Here’s the scenario: I have a variable (V1) from Country A with roughly ~1,000 responses that measures religious affiliation with the following options:

Christian
Buddhist
Hindu
Muslim
Jewish
Other religion
No religion

To be clear, there are no responses to V1 from the participants in the other country (Country B), only from individuals from Country A. For the participants from Country B, the value in V1 is “NA.”

I have a variable in the same dataset (V2) that measures religious affiliation in a different country, Country B, (again, roughly ~1,000 responses) with the following options:

Catholic
Protestant Christian
Spiritist
Indigenous Religion
Jewish
Other religion
No religion

What I want to do is combine the two variables. I, of course, need to keep all the information in both variables to the extent possible, though I have to do some recoding so I have universal categories for the two variables. I can collapse options 1 and 2 for V2 and put options 3 and 4 into the “other religion” category. That will give me the same categories for the two variables. First, then, I need to do the recode, for which I’ll use the “car” package:

library(car)
V2X <- car::recode(DATASET$V2, '1:2=1; 3:4=6; 5=5; 6=6; 7=7; else=NA')

This gives me a new variable, V2X, which is a recoded version of V2, with options that align with those in V1.

Now, the tricky part. How do I add the newly recoded values in V2X into V1? Actually, the V2X values should be combined with those from V1 into a new variable (e.g., V1X) so we retain the values in V1 in case we need them for something else. Enter an “ifelse” function. Here’s the function I used:

DATASET$V1X = ifelse(!is.na(DATASET$V2X),DATASET$V2X,DATASET$V1)
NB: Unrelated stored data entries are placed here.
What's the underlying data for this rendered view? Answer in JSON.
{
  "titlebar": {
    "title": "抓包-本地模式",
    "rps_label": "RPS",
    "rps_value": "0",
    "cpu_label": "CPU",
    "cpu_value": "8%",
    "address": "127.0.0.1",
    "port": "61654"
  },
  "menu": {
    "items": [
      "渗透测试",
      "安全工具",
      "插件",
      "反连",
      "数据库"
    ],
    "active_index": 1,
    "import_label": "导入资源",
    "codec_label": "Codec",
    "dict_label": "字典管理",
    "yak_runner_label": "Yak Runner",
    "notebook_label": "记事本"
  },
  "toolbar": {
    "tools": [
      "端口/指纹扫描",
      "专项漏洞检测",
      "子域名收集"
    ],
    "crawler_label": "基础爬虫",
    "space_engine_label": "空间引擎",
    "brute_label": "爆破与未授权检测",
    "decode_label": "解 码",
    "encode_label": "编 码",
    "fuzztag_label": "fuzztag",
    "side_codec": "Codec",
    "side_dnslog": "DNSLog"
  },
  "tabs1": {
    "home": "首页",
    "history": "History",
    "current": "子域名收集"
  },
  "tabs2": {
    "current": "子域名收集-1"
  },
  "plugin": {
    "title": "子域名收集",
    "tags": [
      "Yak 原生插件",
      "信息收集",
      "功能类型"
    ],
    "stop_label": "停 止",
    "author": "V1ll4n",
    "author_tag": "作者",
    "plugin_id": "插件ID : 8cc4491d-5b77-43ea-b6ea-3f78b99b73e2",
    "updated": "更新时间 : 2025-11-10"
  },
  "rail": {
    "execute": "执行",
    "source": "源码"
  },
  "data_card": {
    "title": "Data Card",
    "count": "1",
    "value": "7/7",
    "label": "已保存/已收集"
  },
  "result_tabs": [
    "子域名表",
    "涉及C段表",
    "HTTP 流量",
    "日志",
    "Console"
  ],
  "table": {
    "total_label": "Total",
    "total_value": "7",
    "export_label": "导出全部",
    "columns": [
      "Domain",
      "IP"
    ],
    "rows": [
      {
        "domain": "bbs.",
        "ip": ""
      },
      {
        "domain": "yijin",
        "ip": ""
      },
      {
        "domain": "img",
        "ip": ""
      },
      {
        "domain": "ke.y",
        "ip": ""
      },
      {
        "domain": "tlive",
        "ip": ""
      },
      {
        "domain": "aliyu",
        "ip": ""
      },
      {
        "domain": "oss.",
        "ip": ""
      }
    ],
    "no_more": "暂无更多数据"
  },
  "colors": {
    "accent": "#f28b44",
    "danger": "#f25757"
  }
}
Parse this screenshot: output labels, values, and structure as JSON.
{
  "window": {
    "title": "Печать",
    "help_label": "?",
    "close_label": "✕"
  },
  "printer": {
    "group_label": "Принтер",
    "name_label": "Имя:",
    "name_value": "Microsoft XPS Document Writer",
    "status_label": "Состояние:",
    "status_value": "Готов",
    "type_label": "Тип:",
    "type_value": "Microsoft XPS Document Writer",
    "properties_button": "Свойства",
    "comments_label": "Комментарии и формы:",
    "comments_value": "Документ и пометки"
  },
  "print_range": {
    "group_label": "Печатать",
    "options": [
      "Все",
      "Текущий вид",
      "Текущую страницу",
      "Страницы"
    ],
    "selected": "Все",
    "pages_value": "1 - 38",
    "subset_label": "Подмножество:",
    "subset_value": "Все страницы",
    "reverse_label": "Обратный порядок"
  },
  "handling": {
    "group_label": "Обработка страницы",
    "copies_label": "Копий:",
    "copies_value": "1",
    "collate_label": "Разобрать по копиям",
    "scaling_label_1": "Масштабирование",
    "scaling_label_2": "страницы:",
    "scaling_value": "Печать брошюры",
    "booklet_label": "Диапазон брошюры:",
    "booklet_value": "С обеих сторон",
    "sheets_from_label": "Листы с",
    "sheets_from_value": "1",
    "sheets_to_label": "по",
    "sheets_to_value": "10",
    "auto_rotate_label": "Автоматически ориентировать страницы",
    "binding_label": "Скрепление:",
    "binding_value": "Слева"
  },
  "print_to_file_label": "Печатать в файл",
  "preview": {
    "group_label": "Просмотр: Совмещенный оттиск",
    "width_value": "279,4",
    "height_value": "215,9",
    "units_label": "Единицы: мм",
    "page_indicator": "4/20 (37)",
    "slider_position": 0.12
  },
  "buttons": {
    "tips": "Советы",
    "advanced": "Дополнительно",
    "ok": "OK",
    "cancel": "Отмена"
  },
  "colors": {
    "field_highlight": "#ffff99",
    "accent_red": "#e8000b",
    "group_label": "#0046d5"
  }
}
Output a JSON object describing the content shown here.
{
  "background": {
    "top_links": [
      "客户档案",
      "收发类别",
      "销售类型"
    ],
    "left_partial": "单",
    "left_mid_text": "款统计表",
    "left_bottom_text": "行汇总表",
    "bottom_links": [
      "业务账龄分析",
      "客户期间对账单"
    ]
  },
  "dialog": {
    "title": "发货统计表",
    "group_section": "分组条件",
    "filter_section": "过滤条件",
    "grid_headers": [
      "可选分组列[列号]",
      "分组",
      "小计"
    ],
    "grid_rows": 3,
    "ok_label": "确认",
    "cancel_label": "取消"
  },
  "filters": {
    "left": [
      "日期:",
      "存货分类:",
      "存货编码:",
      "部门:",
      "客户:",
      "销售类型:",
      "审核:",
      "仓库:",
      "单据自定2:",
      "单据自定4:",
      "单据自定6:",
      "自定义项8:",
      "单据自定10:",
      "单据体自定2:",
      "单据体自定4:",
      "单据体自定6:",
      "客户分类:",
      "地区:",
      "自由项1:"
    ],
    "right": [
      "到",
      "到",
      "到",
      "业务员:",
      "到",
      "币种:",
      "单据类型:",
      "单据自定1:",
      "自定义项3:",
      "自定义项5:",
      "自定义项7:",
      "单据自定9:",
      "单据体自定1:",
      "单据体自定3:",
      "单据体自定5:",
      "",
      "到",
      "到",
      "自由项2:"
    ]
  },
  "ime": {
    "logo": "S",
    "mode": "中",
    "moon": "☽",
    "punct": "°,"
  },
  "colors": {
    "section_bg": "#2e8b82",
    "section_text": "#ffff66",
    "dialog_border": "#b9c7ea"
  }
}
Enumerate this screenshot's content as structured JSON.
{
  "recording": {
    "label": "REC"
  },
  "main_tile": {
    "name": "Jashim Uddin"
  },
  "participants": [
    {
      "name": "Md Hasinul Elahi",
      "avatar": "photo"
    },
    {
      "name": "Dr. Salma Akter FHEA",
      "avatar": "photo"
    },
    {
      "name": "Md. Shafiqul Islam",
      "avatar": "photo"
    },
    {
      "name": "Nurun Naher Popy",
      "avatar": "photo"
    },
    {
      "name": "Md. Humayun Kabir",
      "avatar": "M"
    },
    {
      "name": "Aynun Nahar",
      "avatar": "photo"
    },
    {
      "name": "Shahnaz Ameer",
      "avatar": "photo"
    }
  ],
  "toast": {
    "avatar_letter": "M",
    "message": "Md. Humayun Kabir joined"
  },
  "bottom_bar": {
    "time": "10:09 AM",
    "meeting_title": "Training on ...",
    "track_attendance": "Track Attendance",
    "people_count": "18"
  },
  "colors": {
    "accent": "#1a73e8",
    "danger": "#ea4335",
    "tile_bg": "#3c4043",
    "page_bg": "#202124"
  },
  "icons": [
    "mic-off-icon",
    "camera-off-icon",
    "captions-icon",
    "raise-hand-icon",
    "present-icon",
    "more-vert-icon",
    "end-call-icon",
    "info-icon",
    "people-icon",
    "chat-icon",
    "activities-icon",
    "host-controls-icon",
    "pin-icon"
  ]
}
Here’s what that command does. First, it is going to create a new variable in the DATASET, V1X. The values for that variable are contingent upon the next part of the command. The “ifelse” function tells R to do something if a condition is met and, if it is not, then do something else. The structure is:

ifelse("test condition", "do this if condition is met", "otherwise do this")

So, the first part of my code is the test of the condition. “!is.na” is how you tell R “if the value is not NA.” So, the test condition code is telling R, “if the value in V2X is not NA (or missing), then do…”

What is it going to do? That’s the second part. In this case, it is going to copy the value in V2X into the newly created V1X.

The last part of that code tells R what to do if the condition is not met (the “else” portion of the “ifelse” function). In this case, I want R to simply copy the values from V1 into V1X.

This line of code iterates through the entire dataset and checks first whether there is a value in V2X. If there is, it copies that value into V1X. If there is not a value in V2X, it then copies the value from V1 into V1X. Effectively, this combines the values from two variables into a single variable, retaining the information in both variables.

I have run into this issue before but struggle to solve it every time I have to deal with it, so I figured I’d create a post about it.